Figure 19 : test de Bruner (Roulin 1998: 140)

En fait, toutes les conditions préalables à la construction du sens, à savoir ce qui fait qu’un élément sera considéré comme signe, conditions dont nous venons de voir l’extrême mobilité, ont dû être prédéfinies par les concepteurs de l’appareil

d’acquisition pour qu’un traitement technique puisse s’effectuer. Il n'y a donc pas de place pour le point de vue dans un traitement technique.

On peut considérer en revanche qu’un traitement technique de l’information est la délégation d’un traitement de sens. En effet, les concepteurs ont dû définir la relation signifiante qui relie les données au résultat de leur traitement, mais, ce faisant, ils ont fossilisé les processus cognitifs dans des formes fixes : un programme est incapable de prendre une décision qui n'est pas, d'une façon ou d'une autre, préprogrammée, même si cette programmation est réalisée sous une forme obscure pour le programmeur comme ce peut être le cas dans les programmes d'intelligence artificielle qui mettent en œuvre des réseaux de neurones formels.

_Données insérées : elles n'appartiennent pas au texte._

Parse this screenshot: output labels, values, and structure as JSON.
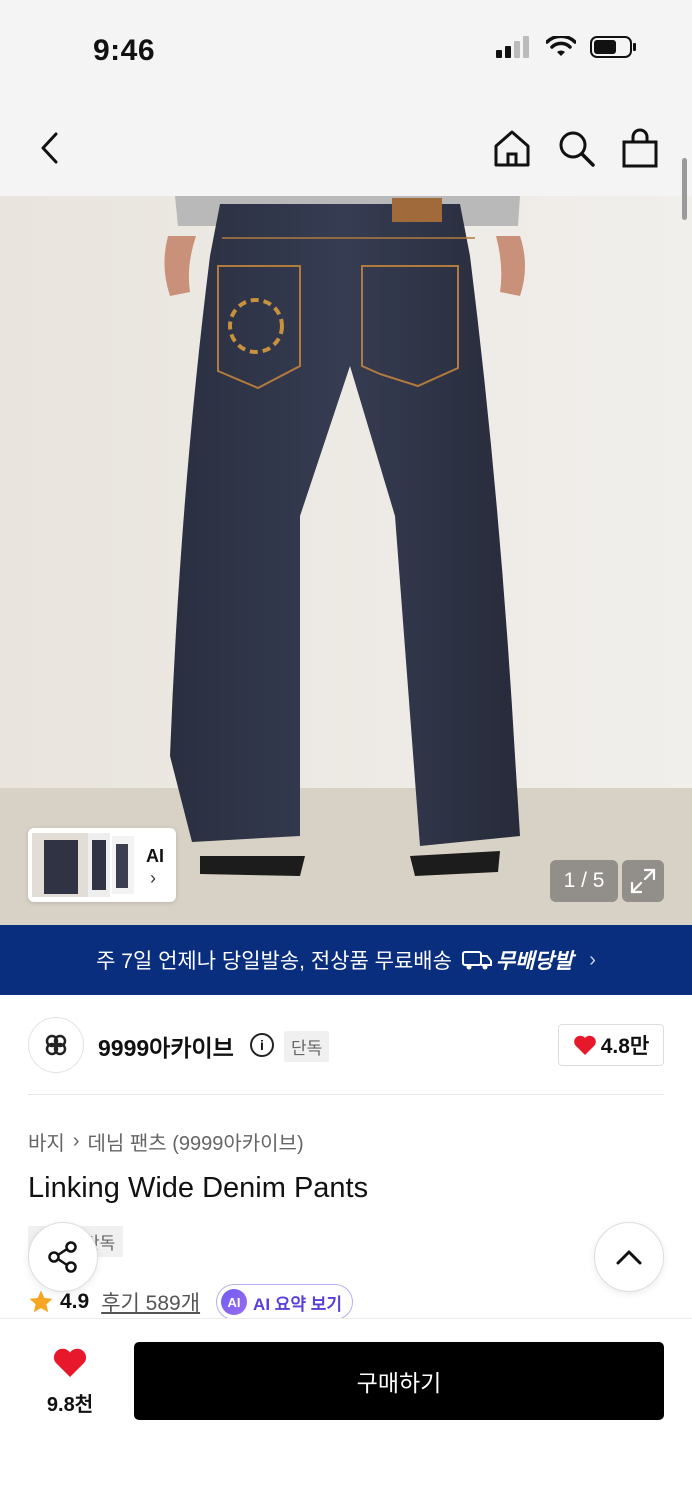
{
  "status_bar": {
    "time": "9:46"
  },
  "image": {
    "counter": "1 / 5",
    "ai_label": "AI"
  },
  "banner": {
    "text": "주 7일 언제나 당일발송, 전상품 무료배송",
    "brand": "무배당발"
  },
  "brand": {
    "name": "9999아카이브",
    "badge": "단독",
    "likes": "4.8만"
  },
  "breadcrumb": {
    "category": "바지",
    "subcategory": "데님 팬츠 (9999아카이브)"
  },
  "product": {
    "title": "Linking Wide Denim Pants",
    "tag": "단독"
  },
  "rating": {
    "score": "4.9",
    "reviews": "후기 589개",
    "ai_summary": "AI 요약 보기",
    "ai_badge": "AI"
  },
  "bottom": {
    "heart_count": "9.8천",
    "buy_label": "구매하기"
  },
  "colors": {
    "banner_bg": "#0a2e7e",
    "heart": "#e8182c",
    "star": "#f5a623",
    "ai_purple": "#5a3fd6"
  },
  "icons": [
    "back-icon",
    "home-icon",
    "search-icon",
    "bag-icon",
    "expand-icon",
    "info-icon",
    "heart-icon",
    "star-icon",
    "share-icon",
    "chevron-up-icon"
  ]
}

Ces différences nous incitent donc, au contraire de la tendance post-humaine, à opter pour une cognition incarnée et à nous ranger du côté de l'interprétation de l'intelligence artificielle que donnait Turing en 1950 et qui est à l'origine même de la littérature numérique : l'intelligence artificielle a pour objet une simulation des productions de l'intelligence humaine et non de ses processus. En clair, l'intelligence artificielle ainsi comprise fonctionne sur le mode du leurre, ce que montre clairement le test de Turing (1950) : si la machine passe le test de Turing, et est donc considérée comme "intelligence" au regard du résultat de ce test, c'est parce que sa production "ressemble à s'y méprendre" à une production de l'intelligence humaine. Le test de Turing constitue donc un simulacre d'intelligence, c'est-à-dire qu'il en simule le produit créatif, non le processus créatif. Il ne s'agit dès lors plus vraiment d'intelligence mais de performance. : " Le test de Turing vaut d’abord par le but empirique qu’il assigne à l’IA – faire que la machine rivalise par ses performances avec l’humain dans différents registres réputés requérir de l’intelligence." (Marquis et all, 2012)

Même si la recherche en intelligence artificielle, après Turing, s'est orientée vers la simulation des processus cognitifs, notamment selon la voie connexionniste impulsée par le modèle des réseaux de neurones formels de McCulloch et Pitts (Lettvin et all, 1959), il n'en demeure pas moins qu'aujourd'hui, les objets avancés en intelligence artificielle sont des objets purement logiciels et sont de toute façon très éloignés des objets technologiques qui produisent les productions numériques auxquelles nous nous intéressons. Il n'est pas non plus prouvé que le modèle post-humain sera pertinent en ce

qui concerne la question de l'interprétation si demain la machine s'intègre davantage au corps humain.